Medalists Ponti and Djakovic (Foto: magicpbk)
Les derniers engagements des Suisses étaient attendus avec impatience, puisque Lisa Mamié et Roman Mityukov, deux médaillés européens dans leurs disciplines de prédilection, étaient au départ. On n’a pas oublié comment ils avaient surpris tout le monde à Budapest en sortant leur meilleure performance au moment le plus propice.
Roman Mityukov (Foto: magicpbk)
Roman Mityukov a certes réalisé aujourd’hui un meilleur temps personnel au 200 dos en 1:54.23, mais il a finalement manqué très nettement l’accès à la finale. Pour le top 8, il fallait un temps de 1:52.35. Lisa Mamié a également manqué la finale du 200 brasse d’environ 1,6 seconde. Mamié n’a pas réussi à améliorer son temps par rapport aux championnats d’Europe en petit bassin (2:23.38), alors que ce succès aurait été possible en évoluant au niveau de son propre record de Suisse.
Lisa Mamié (Foto: magicpbk)
Enfin, la dernière journée de finales de ces championnats du monde ne s’est pas déroulée sans participation suisse. Les 4 nageuses expérimentées Nina Kost, Lisa Mamié, Maria Ugolkova et Alexandra Touretski ont établi un nouveau record de Suisse lors des séries et se sont ainsi assuré une place en finale. Elles ont battu l’ancienne marque, établie lors des championnats du monde en petit bassin 2018 par Seraina Sturzenegger, Lisa Mamié, Svenja Stoffel et Alexandra Touretski, de presque 4 secondes pour finir en 3:56.79. En finale, le quatuor a de nouveau amélioré la marque à 3:55.84 (Kost dos 58.98, Mamié brasse 1:05.79, Ugolkova papillon 56.35 et Touretski libre 54.72).
La totalité de l’équipe suisse a participé à au moins une finale de ce championnat du monde.  
Grâce à ce relais, l’équipe suisse de natation a réussi l’exploit de voir tous les membres de l’équipe atteindre au moins une finale. Dans le sillage des médaillés et finalistes individuels Noè Ponti, Antonio Djakovic et Maria Ugolkova. Aussi bien les nouveaux membres comme Thomas Hallock et Robin Yeboah que les forces plus expérimentées comme Alexandra Touretski et Nina Kost ont contribué au résultat réjouissant de l’équipe. Grâce à leurs résultats en relais, Lisa Mamié et Roman Mityukov ont prouvé de manière évidente, à quel point ils sont importants pour l’équipe nationale.
Team Switzerland, SC Worlds 2021 (Foto: magicpbk)
2 médailles et 11 finales contre 1 demi-finale aux championnats du monde en petit bassin 2018.  
Au total, les Suisses ont atteint 11 finales, soit 5 de plus que jamais auparavant.
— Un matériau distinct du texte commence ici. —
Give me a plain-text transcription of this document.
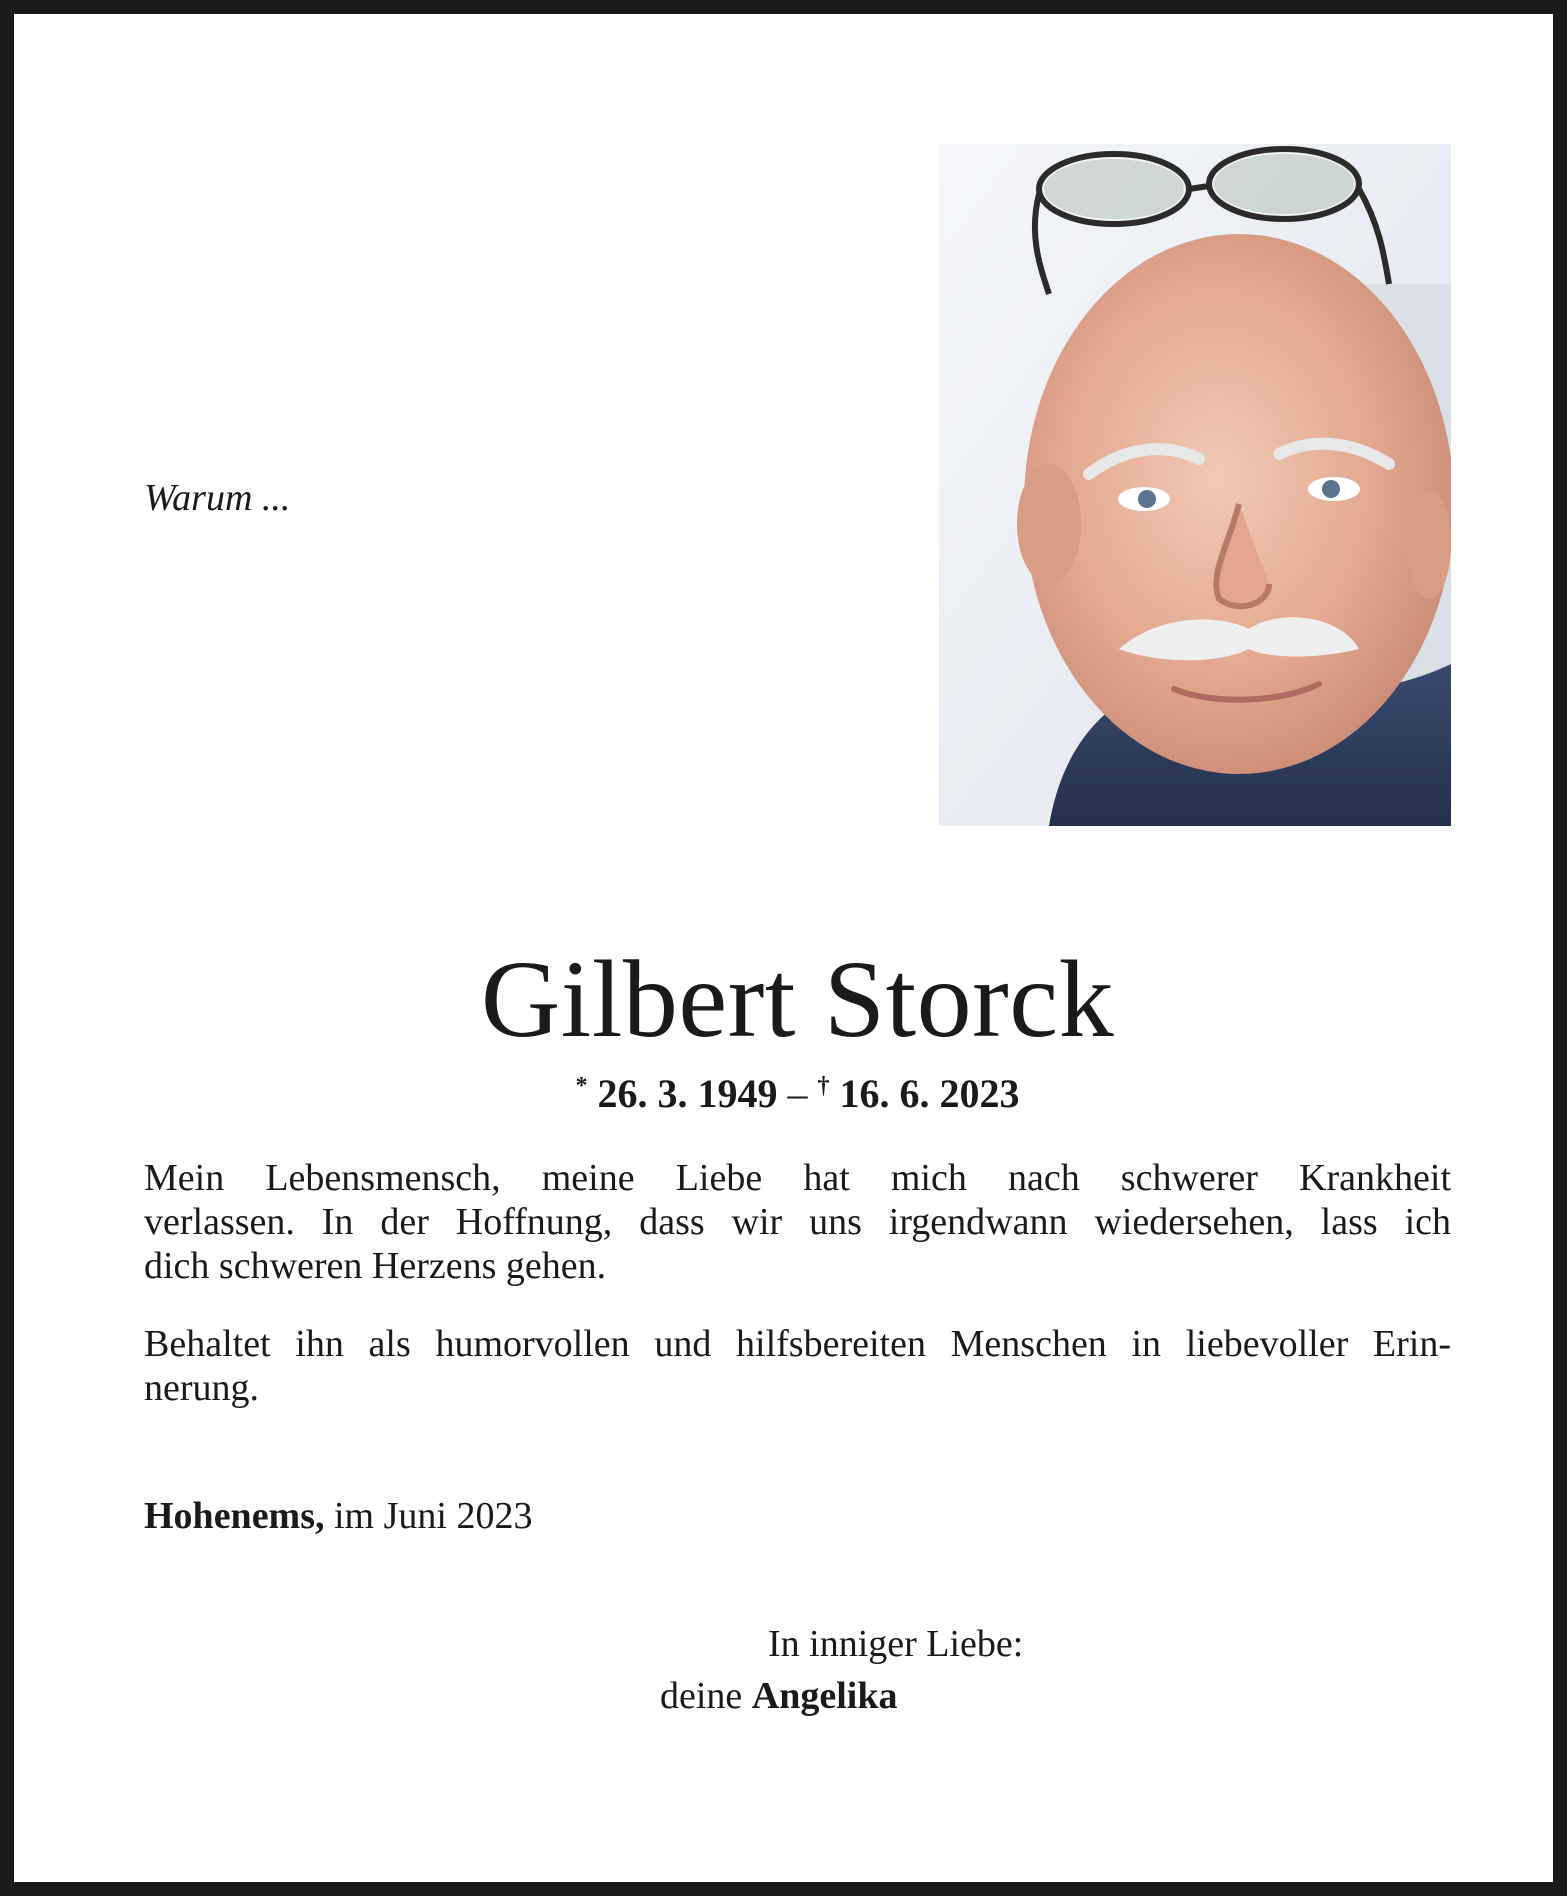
Warum ...
Gilbert Storck
* 26. 3. 1949 – † 16. 6. 2023
Mein Lebensmensch, meine Liebe hat mich nach schwerer Krankheit
verlassen. In der Hoffnung, dass wir uns irgendwann wiedersehen, lass ich
dich schweren Herzens gehen.
Behaltet ihn als humorvollen und hilfsbereiten Menschen in liebevoller Erin-
nerung.
Hohenems, im Juni 2023
In inniger Liebe:
deine Angelika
Au cours du championnat, 16 records de Suisse ont été améliorés, soit trois de plus que lors du meilleur championnat précédent, en 1999. Pour les délégations suisses, le nombre de demi-finales lors des grands événements internationaux constitue habituellement la mesure de leur performance, qui passe pour une fois au second plan face à l’abondance de médailles et de finales réalisées. Les médailles de Ponti et Djakovic aux championnats du monde sont un signe supplémentaire de la génération exceptionnelle qui s’est développée à un rythme effréné aux côtés de Jérémy Desplanches et Maria Ugolkova. Jusqu’à présent, seuls Remo Lütolf (bronze au 50 brasse, 1999) et Flavia Rigamonti (3x bronze au 800 nage libre, 1999, 2000 et 2002) ont pu assurer des médailles à la Suisse.
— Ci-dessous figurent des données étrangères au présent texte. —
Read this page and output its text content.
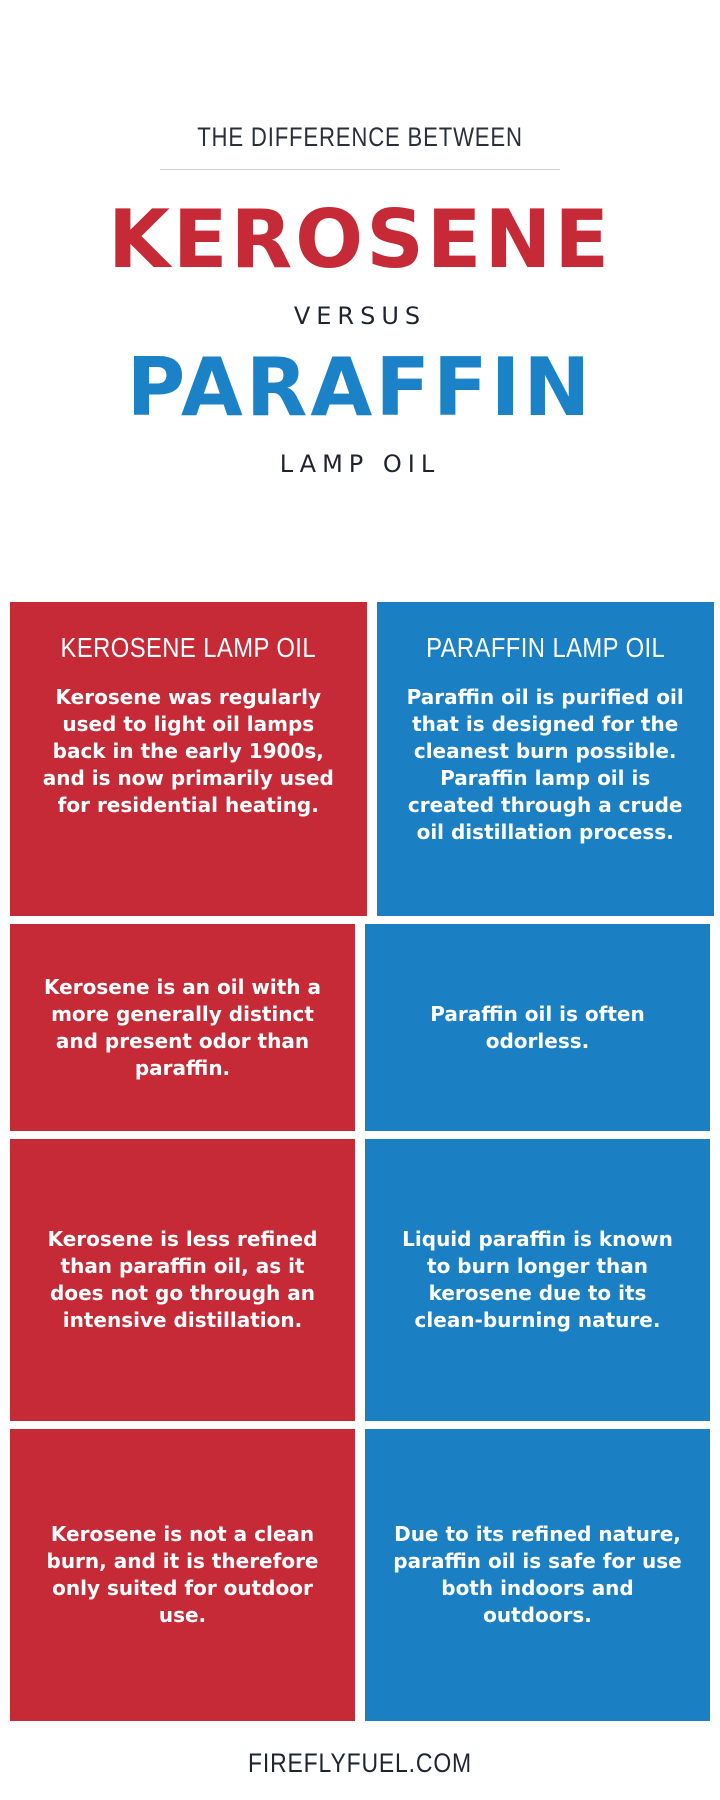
THE DIFFERENCE BETWEEN
KEROSENE
VERSUS
PARAFFIN
LAMP OIL
KEROSENE LAMP OIL
Kerosene was regularly used to light oil lamps back in the early 1900s, and is now primarily used for residential heating.
PARAFFIN LAMP OIL
Paraffin oil is purified oil that is designed for the cleanest burn possible. Paraffin lamp oil is created through a crude oil distillation process.
Kerosene is an oil with a more generally distinct and present odor than paraffin.
Paraffin oil is often odorless.
Kerosene is less refined than paraffin oil, as it does not go through an intensive distillation.
Liquid paraffin is known to burn longer than kerosene due to its clean-burning nature.
Kerosene is not a clean burn, and it is therefore only suited for outdoor use.
Due to its refined nature, paraffin oil is safe for use both indoors and outdoors.
FIREFLYFUEL.COM
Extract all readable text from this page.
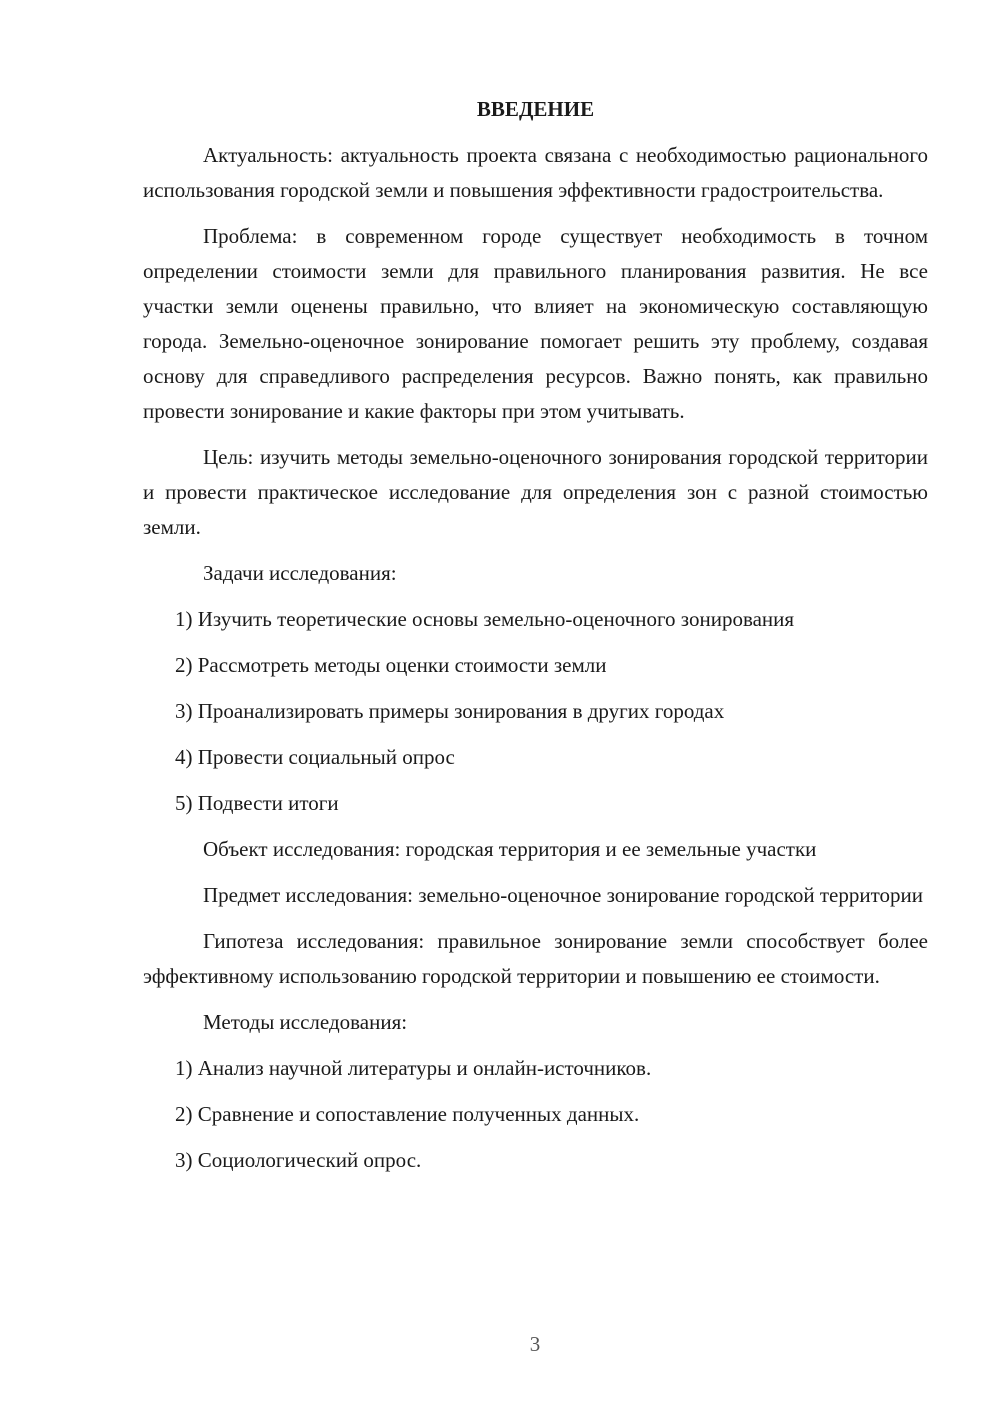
ВВЕДЕНИЕ

Актуальность: актуальность проекта связана с необходимостью рационального использования городской земли и повышения эффективности градостроительства.

Проблема: в современном городе существует необходимость в точном определении стоимости земли для правильного планирования развития. Не все участки земли оценены правильно, что влияет на экономическую составляющую города. Земельно-оценочное зонирование помогает решить эту проблему, создавая основу для справедливого распределения ресурсов. Важно понять, как правильно провести зонирование и какие факторы при этом учитывать.

Цель: изучить методы земельно-оценочного зонирования городской территории и провести практическое исследование для определения зон с разной стоимостью земли.

Задачи исследования:

1) Изучить теоретические основы земельно-оценочного зонирования
2) Рассмотреть методы оценки стоимости земли
3) Проанализировать примеры зонирования в других городах
4) Провести социальный опрос
5) Подвести итоги

Объект исследования: городская территория и ее земельные участки

Предмет исследования: земельно-оценочное зонирование городской территории

Гипотеза исследования: правильное зонирование земли способствует более эффективному использованию городской территории и повышению ее стоимости.

Методы исследования:

1) Анализ научной литературы и онлайн-источников.
2) Сравнение и сопоставление полученных данных.
3) Социологический опрос.
3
Antonio Djakovic wins bronce in the 400 free (Foto: magicpbk)
Le résultat global est d’autant plus surprenant si l’on tient compte du fait que Jérémy Desplanches, le meilleur Suisse des années précédentes, n’a pas participé aux championnats du monde et que les moteurs des deux  » bolides  » Mamié et Mityukov ont légèrement balbutié pour la première fois. Seulement à titre de comparaison : lors des derniers championnats du monde en petit bassin 2018 à Hangzhou (CHN), l’équipe suisse a tout juste atteint une demi-finale (Lisa Mamié 100 brasse).